The Daniel Bryan of 2014 is among the more nuanced characters in wrestling’s Stephanie era, an era in which so many winding threads of complexity have morphed the WWE’s metaphoric narrative from sideshow gladiator sport into finely tuned, formidable cable drama. In much of this wrestler’s early career he sported well-tended short hair and often a clean shave, but this current Daniel Bryan look is sloppy, with a scruffy beard and a mop of overgrown hair. That longish hair is not deliberate – it’s the hair of a guy who’s got other pressing stuff to do besides getting round to the barber, hair that drives a young dreamer’s disapproving father to bark about going to get that hair dealt with and getting a damn job! Other than the hair and beard, though, Bryan has an earnest, good-kid look about him – no visible tats, no flamboyant costume, just brief-style shorts, boots, and a T-shirt for his entrance, removed once the match begins. There’s not a hint of irony in his gimmick, in which he cries “Yes! Yes! Yes!” with both fists raised high and pumping the air to accent each yes, thereby rousing the typically potty-mouthed crowd to chant his positive, heartfelt mantra right along with him.
Daniel Bryan does have alliances, but he’s at his best when he’s a lone little guy among giants, also navigating heavyweight dark personas like the black-ops looking Shield tag-team and the deep-south, screw-loose stylings of the Wyatt Family. He also tangles regularly with towering, charismatic muscleman heels like Randy Orton and Triple H. At 5’10, he is dwarfed by the big and tall talent pool that dominates the WWE, but Bryan doesn’t cower or hang back in some cruiserweight category. Instead he makes his mark as a little guy who just keeps on coming against these dizzyingly big guys, sometimes whole posses of them at a time, forcing his way into the headlining, heavyweight echelons and sometimes, despite all odds, finding himself in a championship belt. This has become the cornerstone of his character – he is the perennial underdog, a guy who has built a remarkable career on the premise that he does not belong where he is determined to be.

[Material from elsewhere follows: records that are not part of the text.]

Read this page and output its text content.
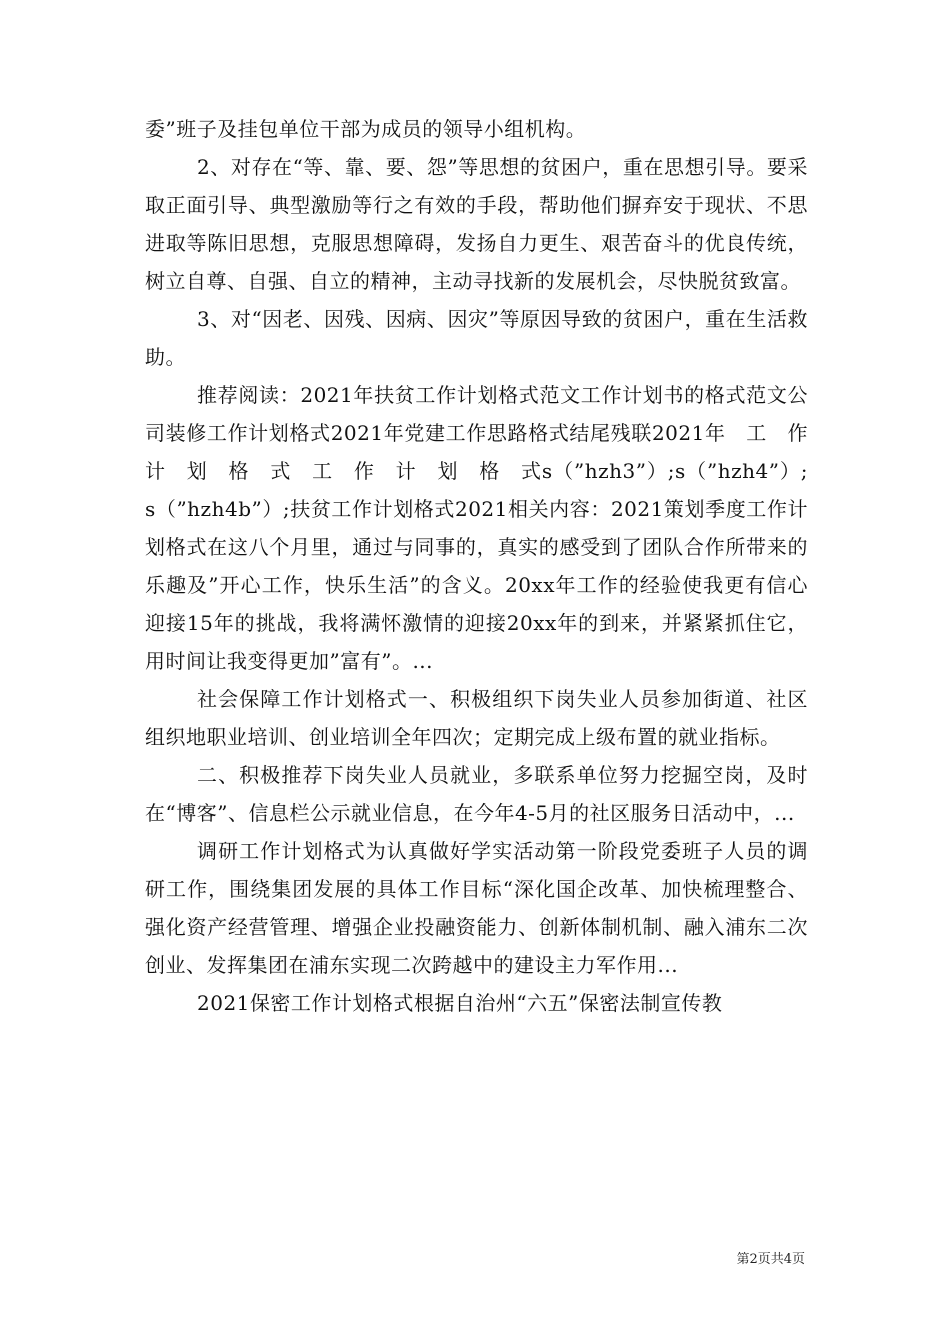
委”班子及挂包单位干部为成员的领导小组机构。

2、对存在“等、靠、要、怨”等思想的贫困户，重在思想引导。要采取正面引导、典型激励等行之有效的手段，帮助他们摒弃安于现状、不思进取等陈旧思想，克服思想障碍，发扬自力更生、艰苦奋斗的优良传统，树立自尊、自强、自立的精神，主动寻找新的发展机会，尽快脱贫致富。

3、对“因老、因残、因病、因灾”等原因导致的贫困户，重在生活救助。

推荐阅读：2021年扶贫工作计划格式范文工作计划书的格式范文公司装修工作计划格式2021年党建工作思路格式结尾残联2021年　工　作　计　划　格　式　工　作　计　划　格　式s（”hzh3”）;s（”hzh4”）;s（”hzh4b”）;扶贫工作计划格式2021相关内容：2021策划季度工作计划格式在这八个月里，通过与同事的，真实的感受到了团队合作所带来的乐趣及”开心工作，快乐生活”的含义。20xx年工作的经验使我更有信心迎接15年的挑战，我将满怀激情的迎接20xx年的到来，并紧紧抓住它，用时间让我变得更加”富有”。...

社会保障工作计划格式一、积极组织下岗失业人员参加街道、社区组织地职业培训、创业培训全年四次；定期完成上级布置的就业指标。

二、积极推荐下岗失业人员就业，多联系单位努力挖掘空岗，及时在“博客”、信息栏公示就业信息，在今年4-5月的社区服务日活动中，...

调研工作计划格式为认真做好学实活动第一阶段党委班子人员的调研工作，围绕集团发展的具体工作目标“深化国企改革、加快梳理整合、强化资产经营管理、增强企业投融资能力、创新体制机制、融入浦东二次创业、发挥集团在浦东实现二次跨越中的建设主力军作用...

2021保密工作计划格式根据自治州“六五”保密法制宣传教

第2页共4页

The hair of Daniel Bryan signifies that his persona has its roots in professional wrestling’s vast underworld, where wrestling schools of varying degrees of seediness and refute have for decades been training zealot hopefuls across the country. The majority of these hopefuls are working class young men with dreams of the ephemeral glory only a select handful can attain for brief intervals inside the WWE ring ropes. These guys crave like a fix the cheers of a crowd as they posture and flex, even if the crowd is just a smattering of folks on folding chairs in a VFW hall or the ratty bleachers of a high school auditorium. Some of these guys are original, distinctively charismatic, or particularly talented as mike men, musclemen, or dramatists, but the true rank-and-file of the indy wrestling schools and feds are full of guys with hair just like Daniel Bryan – heartbreaking in their eyes’ eagerness, awkward in their costumes, unskilled at crafting gimmicks or working the mike, and not a few of them with hair in some state of in-between or disarray, not all that many with the careful buzz of a Randy Orton or the long glossy mane of a Roman Reigns.
As far as I can tell (since I didn’t pay attention to wrestling for a few years when life got complicated), it seems like Bryan Danielson (Daniel Bryan’s alter-kafabe-ego) came up through the independent circuit and WWE developmental leagues with a reasonable amount of smiling grace and haircut coif. He has only arrived at this iconic indy-like persona in the pinnacle of his WWE career, thereby making inverse the normal progress of a man’s career, not unlike the way he inverted his first and last name to arrive at his character. Daniel Bryan is a meta-underdog, an everyman’s wrestler and a wrestler’s everyman, which should earn him pantheon status with some of WWE’s everyman/underdog greats – Mick Foley, Steve Austin, and Spike Dudley, to name a few of my favorites in that category.